With the largest boxship to transit the canal Ever Max having to unload part to use the waterway last week, and limits on vessel numbers, the Panama Canal could see a $200 million dip in earnings in 2024.
The Panama Canal is facing intense water shortage caused by climate change and the El Niño phenomenon. The lack of rainfall in the Canal watershed, even in full rainy season, is threatening to dry up the canal lakes, and the Panama Canal Authority (ACP) must quickly find solutions to remain a reliable route for international liners, Panama Canal Administrator Ricaurte Vasquez said last week.
The ACP Board of Directors is still discussing which projects may be viable to present to the Executive and how to address the water issue. One of them, is the possibility of building a water reservoir in Rio Trinidad, to supply the Canal and thus lower the pressure on the already depleted Madden Lake for its expansion, he added.

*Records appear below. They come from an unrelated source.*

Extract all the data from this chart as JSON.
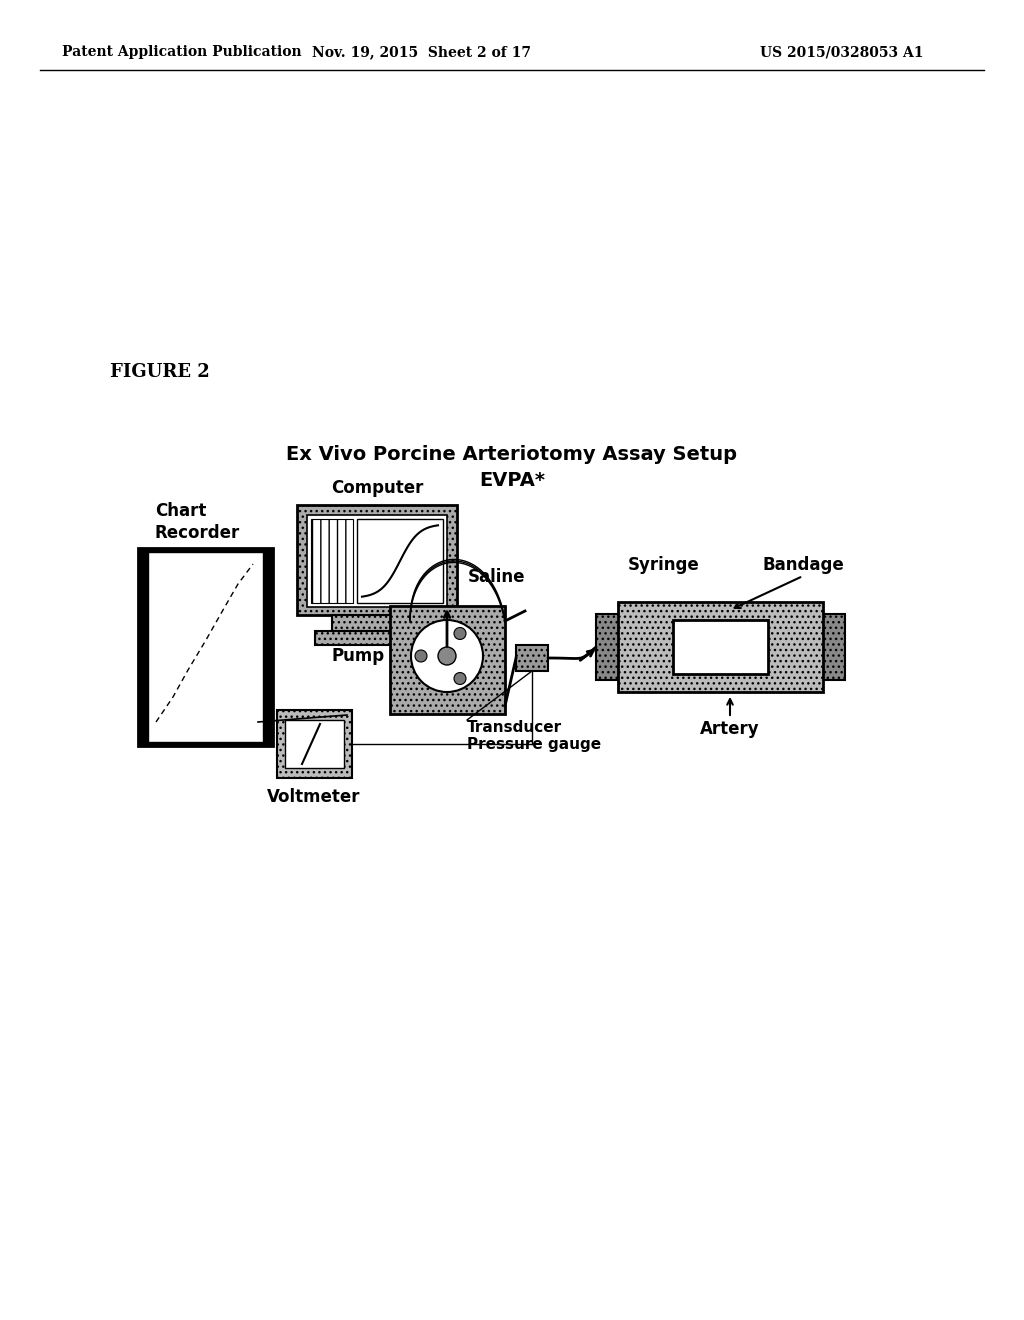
{
  "title_line1": "Ex Vivo Porcine Arteriotomy Assay Setup",
  "title_line2": "EVPA*",
  "figure_label": "FIGURE 2",
  "header_left": "Patent Application Publication",
  "header_mid": "Nov. 19, 2015  Sheet 2 of 17",
  "header_right": "US 2015/0328053 A1",
  "labels": {
    "chart_recorder": "Chart\nRecorder",
    "computer": "Computer",
    "saline": "Saline",
    "pump": "Pump",
    "syringe": "Syringe",
    "bandage": "Bandage",
    "artery": "Artery",
    "voltmeter": "Voltmeter",
    "transducer": "Transducer\nPressure gauge"
  },
  "bg_color": "#ffffff"
}
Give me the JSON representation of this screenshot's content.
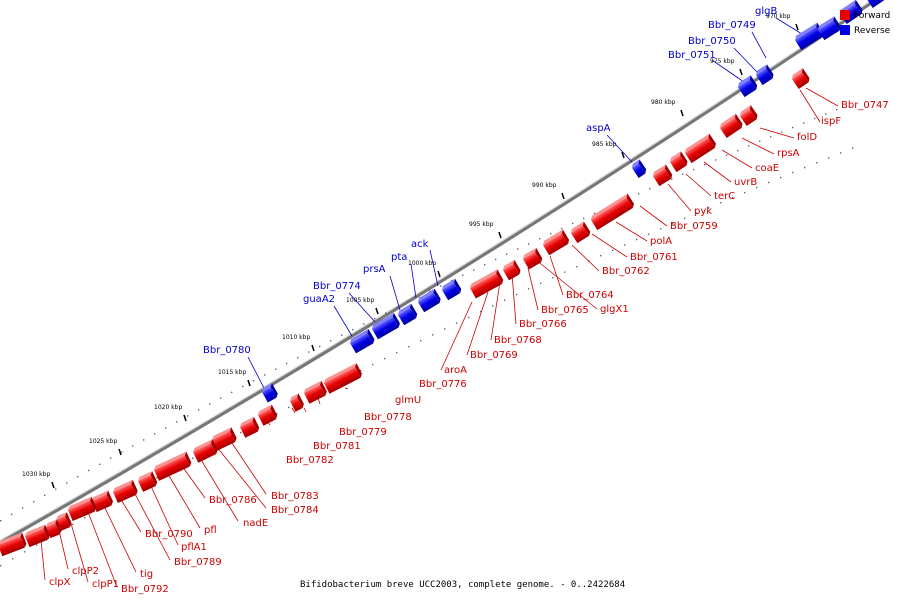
{
  "caption": "Bifidobacterium breve UCC2003, complete genome. - 0..2422684",
  "legend": [
    {
      "label": "Forward",
      "color": "#e80000"
    },
    {
      "label": "Reverse",
      "color": "#0000e8"
    }
  ],
  "colors": {
    "forward": "#e80000",
    "reverse": "#0000e8",
    "backbone": "#808080",
    "forward_label": "#cc0000",
    "reverse_label": "#0000cc"
  },
  "ticks": [
    "970 kbp",
    "975 kbp",
    "980 kbp",
    "985 kbp",
    "990 kbp",
    "995 kbp",
    "1000 kbp",
    "1005 kbp",
    "1010 kbp",
    "1015 kbp",
    "1020 kbp",
    "1025 kbp",
    "1030 kbp"
  ],
  "reverse_labels": [
    "glgB",
    "Bbr_0749",
    "Bbr_0750",
    "Bbr_0751",
    "aspA",
    "ack",
    "pta",
    "prsA",
    "Bbr_0774",
    "guaA2",
    "Bbr_0780"
  ],
  "forward_labels": [
    "Bbr_0747",
    "ispF",
    "folD",
    "rpsA",
    "coaE",
    "uvrB",
    "terC",
    "pyk",
    "Bbr_0759",
    "polA",
    "Bbr_0761",
    "Bbr_0762",
    "Bbr_0764",
    "glgX1",
    "Bbr_0765",
    "Bbr_0766",
    "Bbr_0768",
    "Bbr_0769",
    "aroA",
    "Bbr_0776",
    "glmU",
    "Bbr_0778",
    "Bbr_0779",
    "Bbr_0781",
    "Bbr_0782",
    "Bbr_0783",
    "Bbr_0784",
    "nadE",
    "Bbr_0786",
    "pfl",
    "pflA1",
    "Bbr_0789",
    "Bbr_0790",
    "tig",
    "Bbr_0792",
    "clpP1",
    "clpP2",
    "clpX"
  ]
}
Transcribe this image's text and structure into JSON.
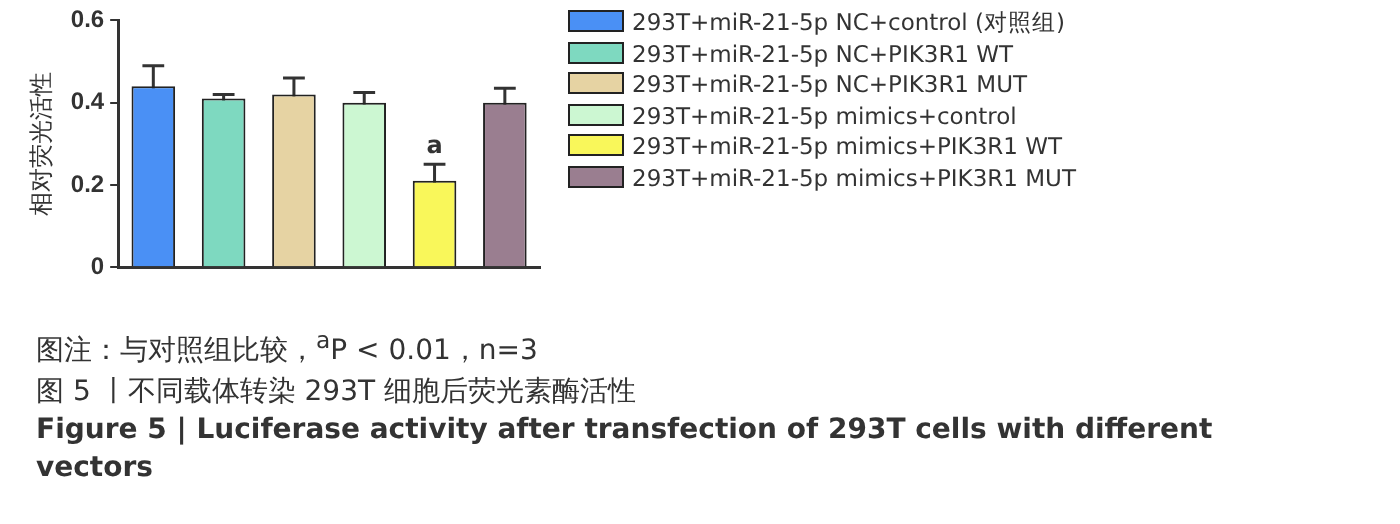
{
  "chart_data": {
    "type": "bar",
    "ylabel": "相对荧光活性",
    "categories": [
      null,
      null,
      null,
      null,
      null,
      null
    ],
    "series": [
      {
        "name": "293T+miR-21-5p NC+control (对照组)",
        "color": "#4a90f5",
        "values": [
          0.44,
          null,
          null,
          null,
          null,
          null
        ],
        "errors": [
          0.05,
          null,
          null,
          null,
          null,
          null
        ]
      },
      {
        "name": "293T+miR-21-5p NC+PIK3R1 WT",
        "color": "#7ed9c0",
        "values": [
          null,
          0.41,
          null,
          null,
          null,
          null
        ],
        "errors": [
          null,
          0.01,
          null,
          null,
          null,
          null
        ]
      },
      {
        "name": "293T+miR-21-5p NC+PIK3R1 MUT",
        "color": "#e6d3a3",
        "values": [
          null,
          null,
          0.42,
          null,
          null,
          null
        ],
        "errors": [
          null,
          null,
          0.04,
          null,
          null,
          null
        ]
      },
      {
        "name": "293T+miR-21-5p mimics+control",
        "color": "#ccf7d2",
        "values": [
          null,
          null,
          null,
          0.4,
          null,
          null
        ],
        "errors": [
          null,
          null,
          null,
          0.025,
          null,
          null
        ]
      },
      {
        "name": "293T+miR-21-5p mimics+PIK3R1 WT",
        "color": "#f9f75a",
        "values": [
          null,
          null,
          null,
          null,
          0.21,
          null
        ],
        "errors": [
          null,
          null,
          null,
          null,
          0.04,
          null
        ],
        "value_labels": [
          null,
          null,
          null,
          null,
          "a",
          null
        ]
      },
      {
        "name": "293T+miR-21-5p mimics+PIK3R1 MUT",
        "color": "#9a7e90",
        "values": [
          null,
          null,
          null,
          null,
          null,
          0.4
        ],
        "errors": [
          null,
          null,
          null,
          null,
          null,
          0.035
        ]
      }
    ],
    "ylim": [
      0,
      0.6
    ],
    "yticks": [
      0,
      0.2,
      0.4,
      0.6
    ],
    "grid": false,
    "legend": "right",
    "annotations": [
      "图注：与对照组比较，$^{a}$P < 0.01，n=3",
      "图 5 丨不同载体转染 293T 细胞后荧光素酶活性",
      "Figure 5 | Luciferase activity after transfection of 293T cells with different vectors"
    ]
  }
}
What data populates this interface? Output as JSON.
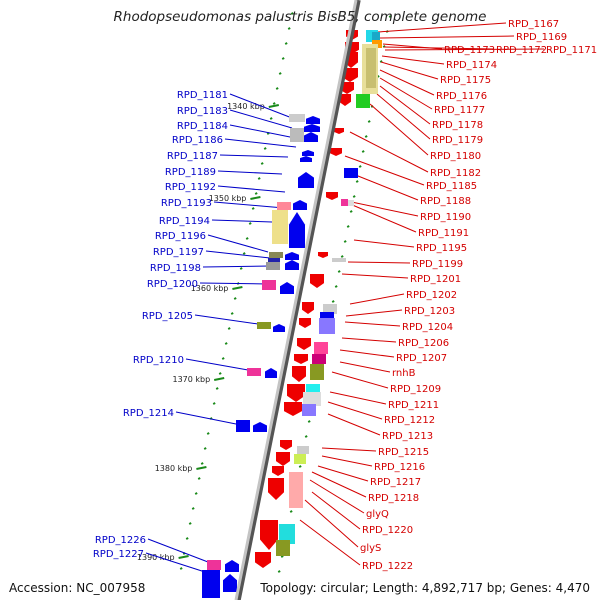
{
  "title": "Rhodopseudomonas palustris BisB5, complete genome",
  "footer": {
    "accession": "Accession: NC_007958",
    "summary": "Topology: circular; Length: 4,892,717 bp; Genes: 4,470"
  },
  "colors": {
    "backbone": "#888888",
    "left_label": "#0000c8",
    "right_label": "#d40000",
    "tick": "#1a8a1a",
    "forward_gene": "#0000ee",
    "reverse_gene": "#ee0000"
  },
  "ticks": [
    "1340 kbp",
    "1350 kbp",
    "1360 kbp",
    "1370 kbp",
    "1380 kbp",
    "1390 kbp"
  ],
  "left_labels": [
    "RPD_1181",
    "RPD_1183",
    "RPD_1184",
    "RPD_1186",
    "RPD_1187",
    "RPD_1189",
    "RPD_1192",
    "RPD_1193",
    "RPD_1194",
    "RPD_1196",
    "RPD_1197",
    "RPD_1198",
    "RPD_1200",
    "RPD_1205",
    "RPD_1210",
    "RPD_1214",
    "RPD_1226",
    "RPD_1227"
  ],
  "right_labels": [
    "RPD_1167",
    "RPD_1169",
    "RPD_1173",
    "RPD_1172",
    "RPD_1171",
    "RPD_1174",
    "RPD_1175",
    "RPD_1176",
    "RPD_1177",
    "RPD_1178",
    "RPD_1179",
    "RPD_1180",
    "RPD_1182",
    "RPD_1185",
    "RPD_1188",
    "RPD_1190",
    "RPD_1191",
    "RPD_1195",
    "RPD_1199",
    "RPD_1201",
    "RPD_1202",
    "RPD_1203",
    "RPD_1204",
    "RPD_1206",
    "RPD_1207",
    "rnhB",
    "RPD_1209",
    "RPD_1211",
    "RPD_1212",
    "RPD_1213",
    "RPD_1215",
    "RPD_1216",
    "RPD_1217",
    "RPD_1218",
    "glyQ",
    "RPD_1220",
    "glyS",
    "RPD_1222"
  ]
}
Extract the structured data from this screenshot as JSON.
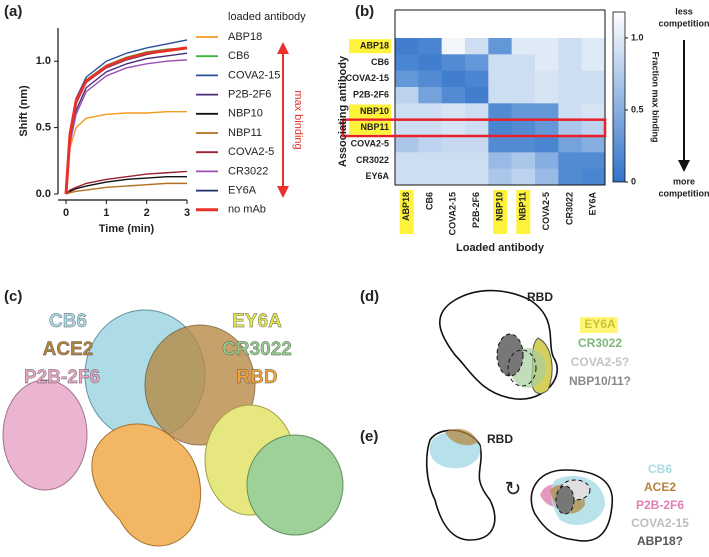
{
  "chart_data": [
    {
      "type": "line",
      "panel_label": "(a)",
      "x_label": "Time (min)",
      "y_label": "Shift (nm)",
      "legend_title": "loaded antibody",
      "annotation": "max binding",
      "x": [
        0,
        0.1,
        0.25,
        0.5,
        1,
        1.5,
        2,
        2.5,
        3
      ],
      "xlim": [
        0,
        3
      ],
      "xticks": [
        0,
        1,
        2,
        3
      ],
      "ylim": [
        0,
        1.25
      ],
      "yticks": [
        {
          "value": 0,
          "label": "0.0"
        },
        0.5,
        {
          "value": 1,
          "label": "1.0"
        }
      ],
      "series": [
        {
          "name": "ABP18",
          "color": "#f39a1e",
          "values": [
            0,
            0.35,
            0.5,
            0.57,
            0.6,
            0.61,
            0.61,
            0.62,
            0.62
          ]
        },
        {
          "name": "CB6",
          "color": "#3cb33c",
          "values": [
            0,
            0.45,
            0.7,
            0.86,
            0.97,
            1.03,
            1.07,
            1.09,
            1.1
          ]
        },
        {
          "name": "COVA2-15",
          "color": "#2a4f9a",
          "values": [
            0,
            0.45,
            0.72,
            0.88,
            1.0,
            1.06,
            1.1,
            1.13,
            1.16
          ]
        },
        {
          "name": "P2B-2F6",
          "color": "#4b2a7a",
          "values": [
            0,
            0.4,
            0.63,
            0.8,
            0.92,
            0.98,
            1.02,
            1.04,
            1.06
          ]
        },
        {
          "name": "NBP10",
          "color": "#111111",
          "values": [
            0,
            0.02,
            0.04,
            0.06,
            0.09,
            0.11,
            0.12,
            0.13,
            0.13
          ]
        },
        {
          "name": "NBP11",
          "color": "#b3701e",
          "values": [
            0,
            0.01,
            0.02,
            0.03,
            0.05,
            0.06,
            0.07,
            0.08,
            0.08
          ]
        },
        {
          "name": "COVA2-5",
          "color": "#9b2232",
          "values": [
            0,
            0.03,
            0.05,
            0.08,
            0.11,
            0.13,
            0.15,
            0.16,
            0.17
          ]
        },
        {
          "name": "CR3022",
          "color": "#9b4fb5",
          "values": [
            0,
            0.38,
            0.6,
            0.77,
            0.89,
            0.95,
            0.98,
            1.0,
            1.01
          ]
        },
        {
          "name": "EY6A",
          "color": "#1b2f6e",
          "values": [
            0,
            0.42,
            0.68,
            0.84,
            0.95,
            1.01,
            1.05,
            1.08,
            1.1
          ]
        },
        {
          "name": "no mAb",
          "color": "#e8312a",
          "values": [
            0,
            0.45,
            0.7,
            0.85,
            0.96,
            1.02,
            1.06,
            1.08,
            1.1
          ]
        }
      ]
    },
    {
      "type": "heatmap",
      "panel_label": "(b)",
      "x_label": "Loaded antibody",
      "y_label": "Associating antibody",
      "colorbar_label": "Fraction max binding",
      "top_note": "less competition",
      "bottom_note": "more competition",
      "x_categories": [
        "ABP18",
        "CB6",
        "COVA2-15",
        "P2B-2F6",
        "NBP10",
        "NBP11",
        "COVA2-5",
        "CR3022",
        "EY6A"
      ],
      "y_categories": [
        "ABP18",
        "CB6",
        "COVA2-15",
        "P2B-2F6",
        "NBP10",
        "NBP11",
        "COVA2-5",
        "CR3022",
        "EY6A"
      ],
      "label_colors": [
        "#fff23a",
        "none",
        "none",
        "none",
        "#fff23a",
        "#fff23a",
        "none",
        "none",
        "none"
      ],
      "boxed_row": 5,
      "box_color": "#e8202a",
      "colormap": [
        "#2f73c9",
        "#ffffff"
      ],
      "zlim": [
        0,
        1.18
      ],
      "zticks": [
        0,
        0.5,
        {
          "value": 1,
          "label": "1.0"
        }
      ],
      "values": [
        [
          0.1,
          0.15,
          1.1,
          0.9,
          0.3,
          1.0,
          1.0,
          0.9,
          1.0
        ],
        [
          0.15,
          0.1,
          0.2,
          0.3,
          0.9,
          0.9,
          1.0,
          0.9,
          1.0
        ],
        [
          0.3,
          0.2,
          0.1,
          0.15,
          0.9,
          0.9,
          0.95,
          0.9,
          0.9
        ],
        [
          0.8,
          0.4,
          0.2,
          0.1,
          0.9,
          0.9,
          0.95,
          0.9,
          0.9
        ],
        [
          0.9,
          0.9,
          0.95,
          0.9,
          0.2,
          0.3,
          0.3,
          0.9,
          0.95
        ],
        [
          0.9,
          0.9,
          0.95,
          0.9,
          0.15,
          0.2,
          0.3,
          0.7,
          0.8
        ],
        [
          0.7,
          0.8,
          0.85,
          0.85,
          0.2,
          0.2,
          0.15,
          0.4,
          0.5
        ],
        [
          0.9,
          0.9,
          0.9,
          0.9,
          0.6,
          0.7,
          0.5,
          0.2,
          0.2
        ],
        [
          0.9,
          0.9,
          0.9,
          0.9,
          0.7,
          0.8,
          0.6,
          0.2,
          0.15
        ]
      ]
    }
  ],
  "panel_c": {
    "label": "(c)",
    "texts": [
      {
        "text": "CB6",
        "color": "#a9dbe6"
      },
      {
        "text": "ACE2",
        "color": "#b4843c"
      },
      {
        "text": "P2B-2F6",
        "color": "#e9a5c6"
      },
      {
        "text": "EY6A",
        "color": "#e6e64a"
      },
      {
        "text": "CR3022",
        "color": "#92cb8c"
      },
      {
        "text": "RBD",
        "color": "#f5a236"
      }
    ]
  },
  "panel_d": {
    "label": "(d)",
    "title": "RBD",
    "texts": [
      {
        "text": "EY6A",
        "color": "#c8c23a"
      },
      {
        "text": "CR3022",
        "color": "#7fb97a"
      },
      {
        "text": "COVA2-5?",
        "color": "#c4c4c4"
      },
      {
        "text": "NBP10/11?",
        "color": "#8a8a8a"
      }
    ]
  },
  "panel_e": {
    "label": "(e)",
    "title": "RBD",
    "texts": [
      {
        "text": "CB6",
        "color": "#a9dbe6"
      },
      {
        "text": "ACE2",
        "color": "#b4843c"
      },
      {
        "text": "P2B-2F6",
        "color": "#e07fb0"
      },
      {
        "text": "COVA2-15",
        "color": "#bdbdbd"
      },
      {
        "text": "ABP18?",
        "color": "#555555"
      }
    ]
  }
}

Last month, the ACP extended restrictions on the maximum depth for ships and limited average transit to just 32 vessels per day due to the abnormally dry weather
As an example of the on-going crisis at the waterway, and just last week, the Canal experienced the need to move cargo overland from the largest vessel that ever used the waterway, Evergreen’s Ever Max a 17,312-teu container vessel. The Ever Max is the first neo-panamax forced to unload cargo to be able to transit the Canal.
The Singapore-flagged vessel had to unload 1,400 teu at the port of Balboa to meet the current draught restrictions transiting the waterway with 43 feet draught and 13,345 teu onboard. The containers were loaded on the railway to Colon, for the vessel do a light transit, and then reloaded on the Atlantic side to continue her route to Savannah, Georgia, after paying $1.5 million in tolls.
The Ever Max incident showed how climate change can dramatically affect the waterway operations, raising the potential for alternative routes.